29/04/2026
Quand “faire peu” après un AVC… est en réalité déjà beaucoup
Après un AVC, on se retrouve souvent face à une pression invisible : celle de devoir “faire plus”, “marcher plus”, “progresser plus vite”.
Et puis il y a ces jours où le corps dit non.
Fatigue, lourdeur, manque d’énergie…
Alors on fait juste l’essentiel. Se lever. Marcher quelques pas. Aller aux toilettes.

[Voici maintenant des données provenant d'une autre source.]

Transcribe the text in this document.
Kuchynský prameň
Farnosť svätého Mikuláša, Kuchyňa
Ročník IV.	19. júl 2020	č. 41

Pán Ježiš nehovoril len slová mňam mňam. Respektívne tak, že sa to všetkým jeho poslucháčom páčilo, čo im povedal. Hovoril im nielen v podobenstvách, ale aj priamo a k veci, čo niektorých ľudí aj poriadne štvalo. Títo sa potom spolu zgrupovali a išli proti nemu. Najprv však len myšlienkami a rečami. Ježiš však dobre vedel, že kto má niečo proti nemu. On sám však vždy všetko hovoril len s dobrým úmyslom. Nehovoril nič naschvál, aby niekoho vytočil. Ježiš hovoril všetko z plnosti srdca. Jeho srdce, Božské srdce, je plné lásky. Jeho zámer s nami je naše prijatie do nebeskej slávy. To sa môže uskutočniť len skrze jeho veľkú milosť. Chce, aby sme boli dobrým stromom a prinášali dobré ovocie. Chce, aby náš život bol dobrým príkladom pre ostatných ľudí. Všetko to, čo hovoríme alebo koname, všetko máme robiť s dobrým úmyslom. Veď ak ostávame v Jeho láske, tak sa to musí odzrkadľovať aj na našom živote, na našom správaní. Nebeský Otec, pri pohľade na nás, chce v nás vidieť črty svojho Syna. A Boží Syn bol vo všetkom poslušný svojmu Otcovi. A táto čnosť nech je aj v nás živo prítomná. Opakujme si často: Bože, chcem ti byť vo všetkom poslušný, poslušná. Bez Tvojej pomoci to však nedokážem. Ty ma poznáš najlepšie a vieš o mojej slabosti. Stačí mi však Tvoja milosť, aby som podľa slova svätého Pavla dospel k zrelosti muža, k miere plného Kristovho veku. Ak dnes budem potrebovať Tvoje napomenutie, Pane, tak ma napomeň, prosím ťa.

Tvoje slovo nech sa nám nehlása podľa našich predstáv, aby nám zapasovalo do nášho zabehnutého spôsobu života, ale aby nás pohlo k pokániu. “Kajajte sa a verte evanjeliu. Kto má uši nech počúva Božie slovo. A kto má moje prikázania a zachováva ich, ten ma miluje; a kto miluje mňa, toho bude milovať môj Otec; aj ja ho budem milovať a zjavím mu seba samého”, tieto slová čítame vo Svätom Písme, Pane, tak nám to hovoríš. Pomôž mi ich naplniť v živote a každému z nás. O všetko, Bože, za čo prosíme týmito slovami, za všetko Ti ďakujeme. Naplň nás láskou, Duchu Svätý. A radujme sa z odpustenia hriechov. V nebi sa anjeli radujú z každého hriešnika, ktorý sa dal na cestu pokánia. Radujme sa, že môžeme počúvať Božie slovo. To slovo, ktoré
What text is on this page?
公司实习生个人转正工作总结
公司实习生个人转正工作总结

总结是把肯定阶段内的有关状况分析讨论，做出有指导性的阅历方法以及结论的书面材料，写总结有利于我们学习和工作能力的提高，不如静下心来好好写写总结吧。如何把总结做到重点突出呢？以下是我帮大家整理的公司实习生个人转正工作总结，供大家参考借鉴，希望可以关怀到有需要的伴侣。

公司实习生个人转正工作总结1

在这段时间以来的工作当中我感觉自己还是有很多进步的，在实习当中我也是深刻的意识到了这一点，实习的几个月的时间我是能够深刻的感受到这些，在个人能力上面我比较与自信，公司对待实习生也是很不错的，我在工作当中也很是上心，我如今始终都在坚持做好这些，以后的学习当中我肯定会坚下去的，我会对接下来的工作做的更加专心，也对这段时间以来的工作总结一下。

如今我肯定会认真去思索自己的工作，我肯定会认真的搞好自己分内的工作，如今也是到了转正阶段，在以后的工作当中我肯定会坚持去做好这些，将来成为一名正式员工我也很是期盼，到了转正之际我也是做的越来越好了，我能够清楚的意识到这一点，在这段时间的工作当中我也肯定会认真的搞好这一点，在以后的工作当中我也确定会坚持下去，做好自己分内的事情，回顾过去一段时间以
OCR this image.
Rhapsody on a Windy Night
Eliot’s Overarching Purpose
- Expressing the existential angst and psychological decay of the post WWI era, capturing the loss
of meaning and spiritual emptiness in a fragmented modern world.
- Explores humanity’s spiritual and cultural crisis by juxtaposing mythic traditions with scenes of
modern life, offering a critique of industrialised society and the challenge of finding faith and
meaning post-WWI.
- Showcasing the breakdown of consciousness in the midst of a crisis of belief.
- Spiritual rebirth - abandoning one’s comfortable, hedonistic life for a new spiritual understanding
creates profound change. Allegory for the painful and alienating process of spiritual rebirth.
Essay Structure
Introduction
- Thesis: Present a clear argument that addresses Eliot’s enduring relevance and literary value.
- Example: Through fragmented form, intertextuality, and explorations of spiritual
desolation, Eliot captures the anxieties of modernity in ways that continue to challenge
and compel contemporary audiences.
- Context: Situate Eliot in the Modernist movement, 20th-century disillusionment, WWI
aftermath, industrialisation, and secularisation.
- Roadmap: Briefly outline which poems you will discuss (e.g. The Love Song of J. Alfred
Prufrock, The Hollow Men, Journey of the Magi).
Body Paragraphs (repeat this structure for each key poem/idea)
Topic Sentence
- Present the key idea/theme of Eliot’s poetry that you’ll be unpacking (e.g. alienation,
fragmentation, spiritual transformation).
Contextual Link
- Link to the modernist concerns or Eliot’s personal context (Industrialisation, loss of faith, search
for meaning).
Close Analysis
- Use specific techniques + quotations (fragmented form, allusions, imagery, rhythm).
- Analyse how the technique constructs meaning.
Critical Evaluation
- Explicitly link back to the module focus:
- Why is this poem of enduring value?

Et parfois, la culpabilité s’installe.
👉 Pourtant, ces moments-là comptent.
Chaque déplacement, même court, n’est pas anodin. Ce sont des répétitions réelles, utiles, concrètes. Ce n’est pas “moins bien” qu’un exercice. C’est une autre forme de travail, souvent plus proche de la vraie vie.
Le cerveau, lui, continue d’apprendre. Il s’adapte, il se réorganise grâce à ce qu’on appelle la plasticité cérébrale. Et ce processus ne se fait pas seulement dans l’effort… mais aussi dans le repos.
Parce que oui :
👉 Se reposer, ce n’est pas abandonner
👉 Ralentir, ce n’est pas reculer
C’est permettre au corps et au cerveau d’intégrer, de récupérer, et parfois même de progresser autrement.
Dans la rééducation, il n’y a pas que les “grandes séances” qui comptent.
Il y a aussi :
▪️ les petits gestes du quotidien
▪️ les déplacements nécessaires
▪️ les moments où l’on s’écoute
Et surtout, il y a une réalité qu’on oublie souvent :
👉 la qualité du mouvement compte bien plus que la quantité.
Faire moins, mais en respectant son corps, reste une avancée.
Alors si aujourd’hui tu as juste fait quelques pas…
Si tu t’es reposé(e) parce que tu en avais besoin…
➡️ Tu n’as pas échoué.
➡️ Tu es dans ton chemin de récupération.
Et ce chemin, même lent, reste un chemin.